The things I write about are not written by other female Christian bloggers. At least I have not found another one like me yet. For the most part, Christian women write about family life, Christian values and personal struggles. I don’t write about that. Instead, you see Fukishima and Auschwitz-Berkanau. Well, you might ask, what does that have to do with being a Christian? It probably doesn’t seem like it has anything to do with being a Christian as it does with evil in the world….or…the evil we might have to face one day as a result of the aforementioned topics. The post about the Antichrist sure fits that bill. But why these instead of cheerful ones that are encouraging and bring hope? I suppose because someone has to do the dirty work of talking about it and I guess I am the chosen one for that.

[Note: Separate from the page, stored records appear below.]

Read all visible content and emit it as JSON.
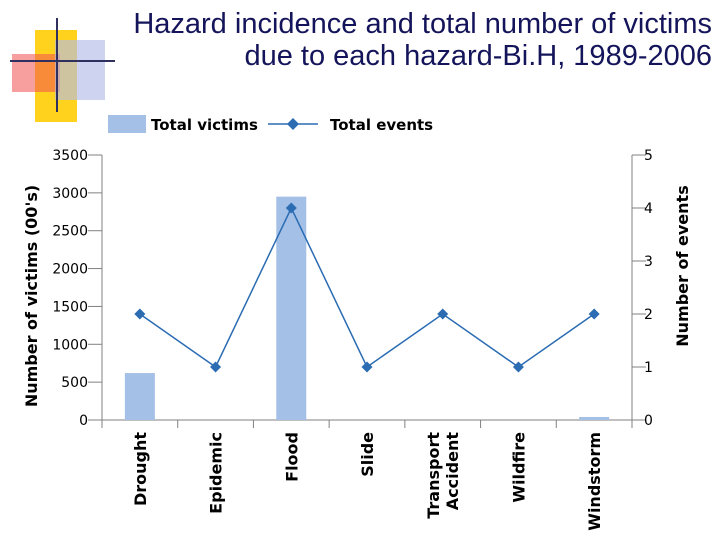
{
  "title": {
    "line1": "Hazard incidence and total number of victims",
    "line2": "due to each hazard-Bi.H, 1989-2006"
  },
  "colors": {
    "bar": "#a4c0e6",
    "line": "#2b6cb3",
    "title": "#14145a"
  },
  "chart_data": {
    "type": "bar",
    "categories": [
      "Drought",
      "Epidemic",
      "Flood",
      "Slide",
      "Transport Accident",
      "Wildfire",
      "Windstorm"
    ],
    "series": [
      {
        "name": "Total victims",
        "type": "bar",
        "axis": "left",
        "values": [
          620,
          0,
          2950,
          0,
          0,
          0,
          40
        ]
      },
      {
        "name": "Total events",
        "type": "line",
        "axis": "right",
        "values": [
          2,
          1,
          4,
          1,
          2,
          1,
          2
        ]
      }
    ],
    "ylabel": "Number of victims (00's)",
    "y2label": "Number of events",
    "ylim": [
      0,
      3500
    ],
    "y2lim": [
      0,
      5
    ],
    "yticks": [
      "0",
      "500",
      "1000",
      "1500",
      "2000",
      "2500",
      "3000",
      "3500"
    ],
    "y2ticks": [
      "0",
      "1",
      "2",
      "3",
      "4",
      "5"
    ],
    "legend_position": "top"
  }
}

Yes, chosen. I have, numerous times, thought about taking down this entire blog site and starting another one elsewhere devoted to more positive and uplifting topics and maybe someone would find me worthy to recommend my posts to (in)courage.me and I could be a featured writer there. But just when I think about it two things occur: 1) I feel a hesitancy to take down this blog and 2) God asks me “Whose approval do you need? Mine or man’s?” Number 2 always stops me in my tracks because I am not to seek another person’s approval (though it is nice to have fans) but to seek God’s approval.
And not all my posts deal with negative things for I have written about God, His Kingdom and a dream I had about Heaven. I don’t choose my topics. When I feel spurred on to write, it is not me doing the spurring. In fact, the inspiration to write comes on sudden and immediately and I have to stop what I am doing and write or I will keep getting “nagged”.
So my blog is different and it is meant to be different. Few find me. Though my friend in Florida, Walter, reads my blog regularly. So you might say I have one fan. I don’t know if there are others out there. But the real purpose of this is in God’s hands, not mine. I’m sure all will be revealed in time.
In the meantime, I have to trust Him and go on with my relationship with Him and look forward to being Wonderstruck!